Use sync methods for:

- Simple scripts and one-off tasks
- Integration with sync codebases
- Learning and prototyping

```python
from playwright.sync_api import sync_playwright

def scrape_single_page(url):
    with sync_playwright() as p:
        browser = p.chromium.launch()
        page = browser.new_page()
        page.goto(url)
        result = scraper.run(page, schema)
        browser.close()
        return result
```

## Performance Tips

1. **Reuse browser instances** when scraping multiple pages
2. **Use async methods** for concurrent operations
3. **Choose appropriate content formats** - `text` is fastest, `image` is slowest
4. **Set reasonable token limits** to control costs and response times
5. **Use code generation** for repeated scraping of similar pages

## Contributing

We welcome contributions!
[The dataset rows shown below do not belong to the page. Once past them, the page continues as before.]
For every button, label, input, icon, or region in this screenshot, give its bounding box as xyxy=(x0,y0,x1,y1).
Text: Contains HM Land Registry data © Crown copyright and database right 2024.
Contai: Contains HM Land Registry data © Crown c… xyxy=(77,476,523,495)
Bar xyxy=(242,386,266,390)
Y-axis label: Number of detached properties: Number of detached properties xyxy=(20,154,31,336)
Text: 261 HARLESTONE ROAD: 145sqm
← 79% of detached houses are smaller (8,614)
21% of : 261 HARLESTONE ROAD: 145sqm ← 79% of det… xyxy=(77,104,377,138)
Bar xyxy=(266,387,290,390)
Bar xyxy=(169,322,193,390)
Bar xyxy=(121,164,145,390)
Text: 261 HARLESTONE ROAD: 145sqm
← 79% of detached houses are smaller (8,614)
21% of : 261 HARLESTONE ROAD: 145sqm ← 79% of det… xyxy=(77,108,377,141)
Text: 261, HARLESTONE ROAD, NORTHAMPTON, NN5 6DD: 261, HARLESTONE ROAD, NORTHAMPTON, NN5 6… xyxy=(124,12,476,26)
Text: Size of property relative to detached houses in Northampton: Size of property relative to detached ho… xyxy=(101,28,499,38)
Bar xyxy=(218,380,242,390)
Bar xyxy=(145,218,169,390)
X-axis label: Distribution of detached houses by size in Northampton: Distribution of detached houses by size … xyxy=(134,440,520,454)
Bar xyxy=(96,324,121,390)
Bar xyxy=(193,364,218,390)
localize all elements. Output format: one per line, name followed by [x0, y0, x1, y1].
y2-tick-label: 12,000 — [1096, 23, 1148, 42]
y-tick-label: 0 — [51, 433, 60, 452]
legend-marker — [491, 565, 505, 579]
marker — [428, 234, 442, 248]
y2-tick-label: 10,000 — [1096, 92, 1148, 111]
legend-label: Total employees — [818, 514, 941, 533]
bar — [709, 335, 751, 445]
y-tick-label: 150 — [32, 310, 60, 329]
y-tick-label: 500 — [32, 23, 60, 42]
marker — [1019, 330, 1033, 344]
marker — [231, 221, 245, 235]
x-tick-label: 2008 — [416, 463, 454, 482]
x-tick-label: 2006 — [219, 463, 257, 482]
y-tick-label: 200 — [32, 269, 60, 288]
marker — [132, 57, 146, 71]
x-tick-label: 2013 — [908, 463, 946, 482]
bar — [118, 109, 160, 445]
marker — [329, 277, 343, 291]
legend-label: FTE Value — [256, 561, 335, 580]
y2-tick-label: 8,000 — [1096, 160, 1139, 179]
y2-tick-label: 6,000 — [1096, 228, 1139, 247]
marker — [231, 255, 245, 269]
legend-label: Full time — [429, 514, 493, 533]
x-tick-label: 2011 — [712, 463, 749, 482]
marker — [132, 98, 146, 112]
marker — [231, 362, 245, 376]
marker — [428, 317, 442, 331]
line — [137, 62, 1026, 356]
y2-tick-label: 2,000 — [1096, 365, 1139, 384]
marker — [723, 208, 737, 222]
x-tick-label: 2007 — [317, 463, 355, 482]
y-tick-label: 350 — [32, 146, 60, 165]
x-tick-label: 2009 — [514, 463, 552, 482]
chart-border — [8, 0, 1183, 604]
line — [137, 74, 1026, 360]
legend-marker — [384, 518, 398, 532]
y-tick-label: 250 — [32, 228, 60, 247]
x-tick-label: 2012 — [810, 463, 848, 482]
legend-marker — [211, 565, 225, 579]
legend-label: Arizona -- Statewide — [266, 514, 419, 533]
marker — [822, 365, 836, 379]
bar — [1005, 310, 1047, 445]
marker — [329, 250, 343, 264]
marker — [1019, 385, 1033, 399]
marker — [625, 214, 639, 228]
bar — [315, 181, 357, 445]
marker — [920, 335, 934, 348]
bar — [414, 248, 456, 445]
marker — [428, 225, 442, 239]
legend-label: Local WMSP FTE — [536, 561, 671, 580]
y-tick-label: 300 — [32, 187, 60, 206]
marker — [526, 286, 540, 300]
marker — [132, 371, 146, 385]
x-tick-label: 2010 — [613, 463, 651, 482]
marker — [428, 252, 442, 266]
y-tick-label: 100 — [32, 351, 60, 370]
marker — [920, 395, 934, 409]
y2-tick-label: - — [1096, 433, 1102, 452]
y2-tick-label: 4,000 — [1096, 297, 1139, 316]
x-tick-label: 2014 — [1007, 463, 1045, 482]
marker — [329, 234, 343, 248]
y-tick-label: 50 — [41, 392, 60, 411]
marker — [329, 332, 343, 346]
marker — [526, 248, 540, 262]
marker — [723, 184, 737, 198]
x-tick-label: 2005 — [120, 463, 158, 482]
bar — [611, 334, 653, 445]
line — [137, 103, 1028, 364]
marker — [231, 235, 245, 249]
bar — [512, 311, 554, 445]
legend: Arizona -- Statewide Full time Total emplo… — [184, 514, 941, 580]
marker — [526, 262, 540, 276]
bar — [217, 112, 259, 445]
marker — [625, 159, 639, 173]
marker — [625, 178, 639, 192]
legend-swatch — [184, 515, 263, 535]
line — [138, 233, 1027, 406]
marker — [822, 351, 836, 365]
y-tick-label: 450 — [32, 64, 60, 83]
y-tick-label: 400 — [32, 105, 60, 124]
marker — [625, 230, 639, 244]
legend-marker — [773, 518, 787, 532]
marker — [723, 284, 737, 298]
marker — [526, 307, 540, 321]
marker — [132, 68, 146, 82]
This project is a Python port of the original [TypeScript LLM Scraper](https://github.com/mishushakov/llm-scraper) by [mishushakov](https://github.com/mishushakov).

**Ways to contribute:**

- Report bugs and request features via GitHub issues
- Submit pull requests for improvements
- Add support for new LLM providers
- Improve documentation and examples
- Write tests for edge cases

## License

This project follows the same license as the original LLM Scraper project.